COMPOSITION DU TRIBUNAL
Magistrats ayant participé aux débats et au délibéré :
Delphine CHAUCHIS, Première vice-présidente adjointe
Présidente de la formation
Anne-Sophie SIRINELLI, Vice-présidente
Jean-François ASTRUC, Vice-président
Assesseurs
Greffier :
Virginie REYNAUD, Greffier lors des débats et à la mise à disposition
DEBATS
A l’audience du 30 Avril 2025
Tenue publiquement
JUGEMENT
Mis à disposition au greffe
Réputé contradictoire
En premier ressort
_____________________
Vu l’assignation signifiée le 13 février 2024 à la requête de la société OULA-OUP à [N] [B] [Z] [O] (dite « [N] [O] »), et dénoncée au procureur de la République le 20 février 2024, par laquelle elle demande au tribunal, au visa notamment des articles 23, 29, 32 et 53 de la loi du 29 juillet 1881, de :
— juger que constitue une diffamation publique à l’égard de la société OULA-OUP, le fait pour [N] [O], d’avoir publié sur internet (Google My Business), le 29 janvier 2024, les propos suivants :
1. « Pas de panneau lisible à l’entrée sur la porte d’entrée et avant la caisse pour indiquer l’interdiction de consommer dans le parc. Le panneau (tout petit est après le guichet pour piéger les consommateurs) cela s’appelle de la tromperie. »

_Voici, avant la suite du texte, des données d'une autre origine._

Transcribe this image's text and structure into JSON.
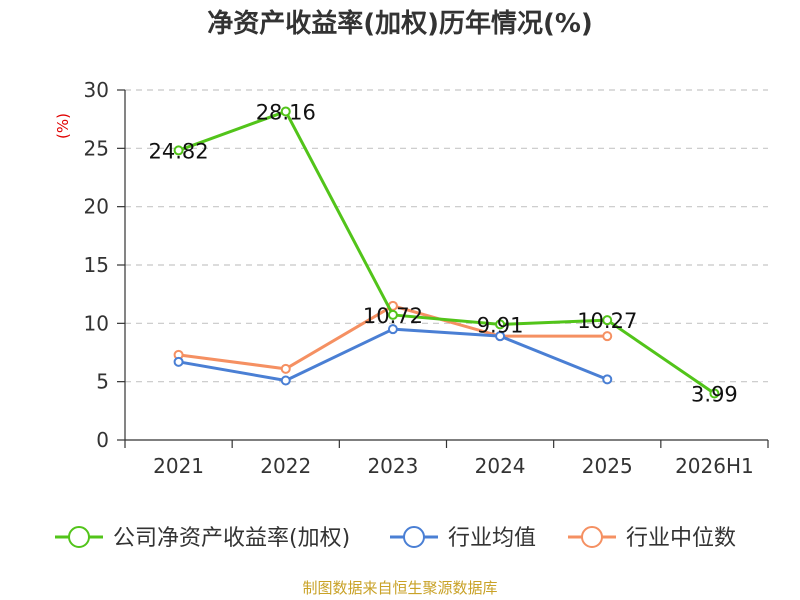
{
  "chart_data": {
    "type": "line",
    "title": "净资产收益率(加权)历年情况(%)",
    "ylabel": "(%)",
    "xlabel": "",
    "categories": [
      "2021",
      "2022",
      "2023",
      "2024",
      "2025",
      "2026H1"
    ],
    "ylim": [
      0,
      30
    ],
    "yticks": [
      0,
      5,
      10,
      15,
      20,
      25,
      30
    ],
    "grid": true,
    "legend_position": "bottom",
    "series": [
      {
        "name": "公司净资产收益率(加权)",
        "color": "#52c41a",
        "values": [
          24.82,
          28.16,
          10.72,
          9.91,
          10.27,
          3.99
        ],
        "labels": [
          "24.82",
          "28.16",
          "10.72",
          "9.91",
          "10.27",
          "3.99"
        ]
      },
      {
        "name": "行业均值",
        "color": "#4a7fd4",
        "values": [
          6.7,
          5.1,
          9.5,
          8.9,
          5.2,
          null
        ]
      },
      {
        "name": "行业中位数",
        "color": "#f59062",
        "values": [
          7.3,
          6.1,
          11.5,
          8.9,
          8.9,
          null
        ]
      }
    ]
  },
  "source_text": "制图数据来自恒生聚源数据库"
}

2. « Vous payez et après on vous confisque (de quel droit ?) vos sacs et en prime, on essaie de vous obliger à payer 2€ de consigne : cela s’appelle de l’extorsion »
3. « De plus, elle est discriminatoire et sort des clientes qui ont payé, sans aucunement les rembourser parce que celles-ci portent des foulards !!!!! Quelle honte ! »

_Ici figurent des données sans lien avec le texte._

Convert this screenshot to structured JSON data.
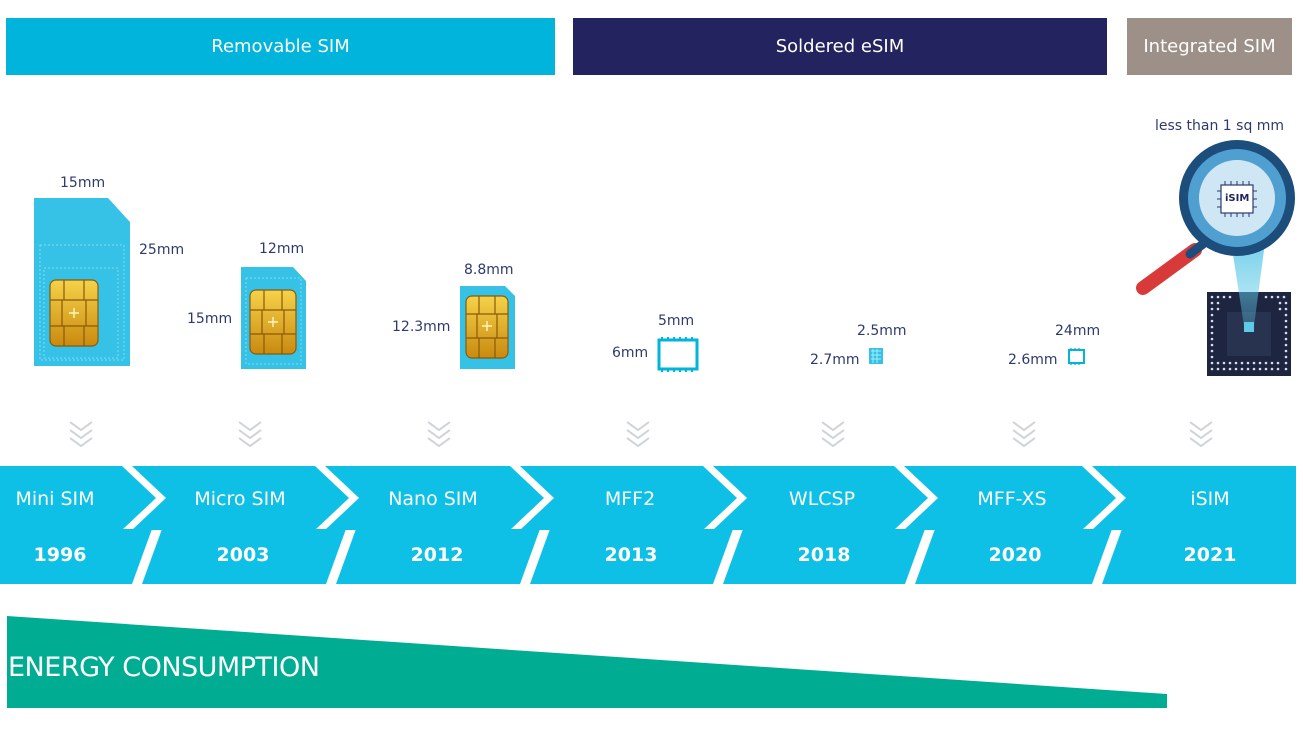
{
  "categories": {
    "removable": {
      "label": "Removable SIM",
      "color": "#00b4dc"
    },
    "soldered": {
      "label": "Soldered eSIM",
      "color": "#232360"
    },
    "integrated": {
      "label": "Integrated SIM",
      "color": "#9c9088"
    }
  },
  "dimensions": {
    "mini_w": "15mm",
    "mini_h": "25mm",
    "micro_w": "12mm",
    "micro_h": "15mm",
    "nano_w": "8.8mm",
    "nano_h": "12.3mm",
    "mff2_w": "5mm",
    "mff2_h": "6mm",
    "wlcsp_w": "2.5mm",
    "wlcsp_h": "2.7mm",
    "mffxs_w": "24mm",
    "mffxs_h": "2.6mm",
    "isim_size": "less than 1 sq mm",
    "isim_chip_text": "iSIM"
  },
  "stages": [
    {
      "name": "Mini SIM",
      "year": "1996"
    },
    {
      "name": "Micro SIM",
      "year": "2003"
    },
    {
      "name": "Nano SIM",
      "year": "2012"
    },
    {
      "name": "MFF2",
      "year": "2013"
    },
    {
      "name": "WLCSP",
      "year": "2018"
    },
    {
      "name": "MFF-XS",
      "year": "2020"
    },
    {
      "name": "iSIM",
      "year": "2021"
    }
  ],
  "energy_label": "ENERGY CONSUMPTION",
  "colors": {
    "timeline": "#0ec0e6",
    "energy": "#00ad93",
    "text_dim": "#2e3a6e",
    "chip_gold": "#e8b020"
  }
}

4. « Il s’arroge le droit d’hurler sur des enfants qui sont dans une aire de jeux et qui par conséquent s’en donne à cœur joie dans un lieu fait pour cela ! »
5. « Il frappe des enfants ce qui est innaceptable et illégal ! »

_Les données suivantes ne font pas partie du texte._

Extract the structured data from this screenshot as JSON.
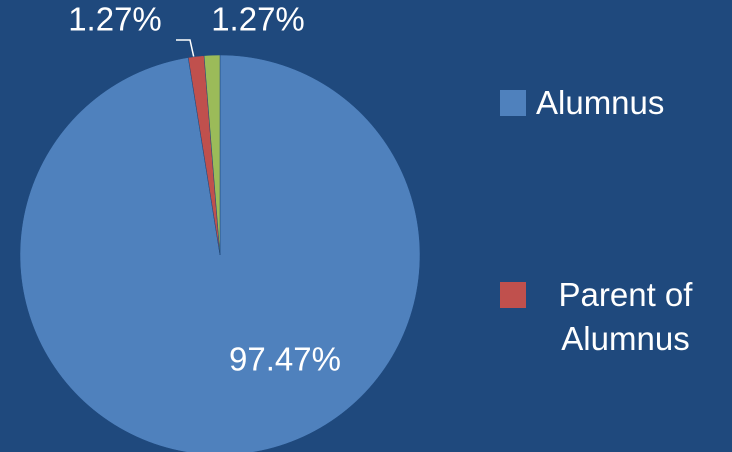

6. « De plus la violence sur des enfants est réprimée par la loi et un stage en garde à vue pourrait peut être amené la personne concernée à réfléchir sur ses agissements »
7. « Je ne peux malheureusement rien faire que mettre en garde d’éventuels clients à se protéger et enfin réagir comme il se doit pour mettre fin à tous ces agissements intolérables !
De même les services fiscaux, anti-fraude, concurrence déloyale, hygiène et sanitaire devraient se pencher sur le cas de cet établissement ! »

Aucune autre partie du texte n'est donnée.